Nuran YILDIZ

DÖNMEK ZAMANI (EŞİĞİ)

----- 03.12.2010 - 00:01 -----

Ankara’dan binlerce kilometre ötede, ABD’deyim. Türkiye’de ilerlemenin yolu ABD’den (özellikle de belirli bir eyaletten) geçer fikrinin uzağında biri olarak buralarda ne arıyor olabilirim? TÜBİTAK ve ERP (Europen Research Foundation) tarafından düzenlenen “Brain circulation” toplantılarına Üniversitem adına katılıyorum.

New York’ta. Türklerin sıkça uğradığı bir restoranda yemek yiyoruz. Masamıza bir adam yaklaşıyor. Hayli yaşlı bir adam.

Davet beklemeden masanın bir ucuna ilişiyor. 35-40 yıl önce New York’a yerleşmiş bir beyin cerrahı. Türkiye’nin yokluk yıllarında, ABD’nin mutluluklar ülkesi olarak hayalleri süslediği zamanlarda… Almış eşini, göçmüş ülkesinden uzaklara.

Konuşuyor. Durmaksızın. Dinliyor muyuz umurunda değil. Anlatıyor. Masadakiler sıkılıp, kendilerini sigara bahanesiyle dışarı atıyorlar. Ben. Dinliyorum. Mıhlanmış gibi masadayım. Yaşlı adamın anlattıkları umurumda bile değil, dinleyen birine ihtiyacı var, derdim o ihtiyacı karşılamak.

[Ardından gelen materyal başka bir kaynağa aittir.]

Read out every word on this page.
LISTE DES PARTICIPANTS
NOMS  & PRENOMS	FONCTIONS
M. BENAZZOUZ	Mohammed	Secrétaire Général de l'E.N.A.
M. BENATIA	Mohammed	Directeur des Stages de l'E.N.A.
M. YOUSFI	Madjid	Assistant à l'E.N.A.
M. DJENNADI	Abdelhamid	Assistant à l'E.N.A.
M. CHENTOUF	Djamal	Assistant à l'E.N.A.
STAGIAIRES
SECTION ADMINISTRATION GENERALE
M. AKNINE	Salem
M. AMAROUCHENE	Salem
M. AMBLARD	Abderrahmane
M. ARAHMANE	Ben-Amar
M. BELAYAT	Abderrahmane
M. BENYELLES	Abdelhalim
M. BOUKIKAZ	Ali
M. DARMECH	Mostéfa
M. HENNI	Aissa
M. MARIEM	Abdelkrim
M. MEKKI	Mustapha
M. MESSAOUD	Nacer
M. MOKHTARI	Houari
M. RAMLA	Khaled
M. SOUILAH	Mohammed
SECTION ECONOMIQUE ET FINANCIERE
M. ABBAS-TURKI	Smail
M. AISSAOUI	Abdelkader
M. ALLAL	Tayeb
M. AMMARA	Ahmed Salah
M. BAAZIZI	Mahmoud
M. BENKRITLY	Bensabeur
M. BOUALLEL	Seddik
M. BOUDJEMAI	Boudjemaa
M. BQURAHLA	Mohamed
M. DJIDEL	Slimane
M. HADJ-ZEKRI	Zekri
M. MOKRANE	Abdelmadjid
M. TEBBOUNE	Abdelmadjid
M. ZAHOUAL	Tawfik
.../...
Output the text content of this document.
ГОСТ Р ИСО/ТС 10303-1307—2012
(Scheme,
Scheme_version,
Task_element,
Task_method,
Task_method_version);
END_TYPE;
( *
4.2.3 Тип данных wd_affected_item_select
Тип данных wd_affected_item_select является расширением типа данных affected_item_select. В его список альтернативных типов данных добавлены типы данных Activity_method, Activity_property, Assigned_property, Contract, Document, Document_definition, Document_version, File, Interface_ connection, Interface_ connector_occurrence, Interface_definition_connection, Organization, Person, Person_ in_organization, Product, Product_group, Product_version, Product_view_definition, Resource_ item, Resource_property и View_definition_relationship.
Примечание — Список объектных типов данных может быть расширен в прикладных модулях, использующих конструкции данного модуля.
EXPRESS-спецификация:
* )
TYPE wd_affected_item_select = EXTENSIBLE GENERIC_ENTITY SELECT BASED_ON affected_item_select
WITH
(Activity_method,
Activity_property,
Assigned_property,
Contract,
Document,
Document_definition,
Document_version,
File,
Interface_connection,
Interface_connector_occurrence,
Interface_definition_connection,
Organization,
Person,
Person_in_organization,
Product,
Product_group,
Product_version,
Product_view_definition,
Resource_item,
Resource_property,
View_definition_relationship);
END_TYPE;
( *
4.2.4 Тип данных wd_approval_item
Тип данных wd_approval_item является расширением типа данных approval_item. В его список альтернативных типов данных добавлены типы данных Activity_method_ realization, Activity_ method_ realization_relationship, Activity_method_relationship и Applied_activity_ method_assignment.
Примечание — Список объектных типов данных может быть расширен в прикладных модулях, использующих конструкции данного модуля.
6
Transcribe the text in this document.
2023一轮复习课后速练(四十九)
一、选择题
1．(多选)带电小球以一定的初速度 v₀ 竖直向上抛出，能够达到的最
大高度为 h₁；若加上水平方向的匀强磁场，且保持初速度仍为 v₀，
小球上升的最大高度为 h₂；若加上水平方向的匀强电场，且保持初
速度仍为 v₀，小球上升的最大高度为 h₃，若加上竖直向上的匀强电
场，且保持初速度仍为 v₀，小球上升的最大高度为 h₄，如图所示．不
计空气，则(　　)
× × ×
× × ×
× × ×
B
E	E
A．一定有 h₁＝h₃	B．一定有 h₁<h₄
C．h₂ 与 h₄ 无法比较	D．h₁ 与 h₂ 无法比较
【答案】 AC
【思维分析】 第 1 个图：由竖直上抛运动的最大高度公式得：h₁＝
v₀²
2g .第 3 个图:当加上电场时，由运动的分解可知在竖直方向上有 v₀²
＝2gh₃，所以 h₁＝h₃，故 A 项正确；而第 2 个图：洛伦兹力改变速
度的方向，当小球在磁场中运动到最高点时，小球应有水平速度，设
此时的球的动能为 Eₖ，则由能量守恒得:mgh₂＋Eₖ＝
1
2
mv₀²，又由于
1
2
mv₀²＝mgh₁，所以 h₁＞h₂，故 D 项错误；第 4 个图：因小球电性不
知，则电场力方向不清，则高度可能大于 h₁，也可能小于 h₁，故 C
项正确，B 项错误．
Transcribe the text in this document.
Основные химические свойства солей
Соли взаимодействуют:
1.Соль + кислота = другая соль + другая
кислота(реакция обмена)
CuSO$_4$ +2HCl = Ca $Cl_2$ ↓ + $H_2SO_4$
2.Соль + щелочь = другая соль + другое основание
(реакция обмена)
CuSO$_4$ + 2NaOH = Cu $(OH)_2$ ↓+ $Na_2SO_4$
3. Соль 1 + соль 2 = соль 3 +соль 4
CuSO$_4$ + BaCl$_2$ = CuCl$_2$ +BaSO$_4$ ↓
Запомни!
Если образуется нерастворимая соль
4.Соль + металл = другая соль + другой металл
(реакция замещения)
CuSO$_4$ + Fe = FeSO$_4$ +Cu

Hepimizin en görünmez ve en acıtıcı ihtiyacı değil midir dinleyen birini bulmak?

Konuşuyor. Sözcükleri havada uçuşuyor. Zihnim o sözcüklerin ötesinde, gizlisinde dışarı vurulan ne kadar anlam varsa onları yakalıyor.

Türkiye’yi özlüyor. Öyle böyle değil. Ölümcül bir yara gibi özlemi. Bir tür kangren, geri kalan ömrünü çürütücü bir özlem. İstese de dönemeyeceği bir yerde sıkışıp kalmış. Hatırladığı Türkiye ise evlerinin kapısında, yoğurtçuların omuzlarındaki askıdan yoğurt satılan ülkesi…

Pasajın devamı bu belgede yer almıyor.